If you are reading this email from me, then it is because I
left Minet without saying goodbye, and it was not on good terms that I had to
leave. I had to leave because I prioritize my mental health above everything
else. I have been pretending to be okay since about three months ago when I
joined as a Software Developer. There were signs of red flags from the onset,
but poor me, I chose to ignore them and confused them for the red theme that
the company uses in its emblem.
Let me tell you, Maina, working for Minet could have taken a
toll on me had I not been into running. Those things helped me to suppress the
toxicity of my boss, Mr. David M, the Manager of ICT and Digitalisation.

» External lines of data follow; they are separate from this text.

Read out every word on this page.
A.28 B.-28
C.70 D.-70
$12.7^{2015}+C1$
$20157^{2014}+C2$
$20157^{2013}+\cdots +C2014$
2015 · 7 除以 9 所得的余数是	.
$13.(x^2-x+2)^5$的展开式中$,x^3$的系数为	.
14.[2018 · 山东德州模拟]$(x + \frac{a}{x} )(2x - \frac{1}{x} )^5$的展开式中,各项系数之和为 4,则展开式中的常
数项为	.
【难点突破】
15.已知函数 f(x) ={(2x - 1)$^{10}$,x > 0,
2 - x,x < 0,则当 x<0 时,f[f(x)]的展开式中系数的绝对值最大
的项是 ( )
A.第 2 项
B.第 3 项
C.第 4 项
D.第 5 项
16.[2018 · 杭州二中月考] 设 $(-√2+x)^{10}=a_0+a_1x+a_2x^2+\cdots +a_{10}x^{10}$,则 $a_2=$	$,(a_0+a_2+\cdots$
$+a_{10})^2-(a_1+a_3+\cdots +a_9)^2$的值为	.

This
guy is the true embodiment of an African Indian boss. He thinks he is a leader,
but it turns out he is just a manager because he manages and manages down to
the lowest point he can get into, even if it’s emailing, writing an SMS,
sending a WhatsApp text, and still calling you to ask the same thing he just
texted elsewhere. Mind you, you are in a project group with him where he has
probably asked for the same thing again.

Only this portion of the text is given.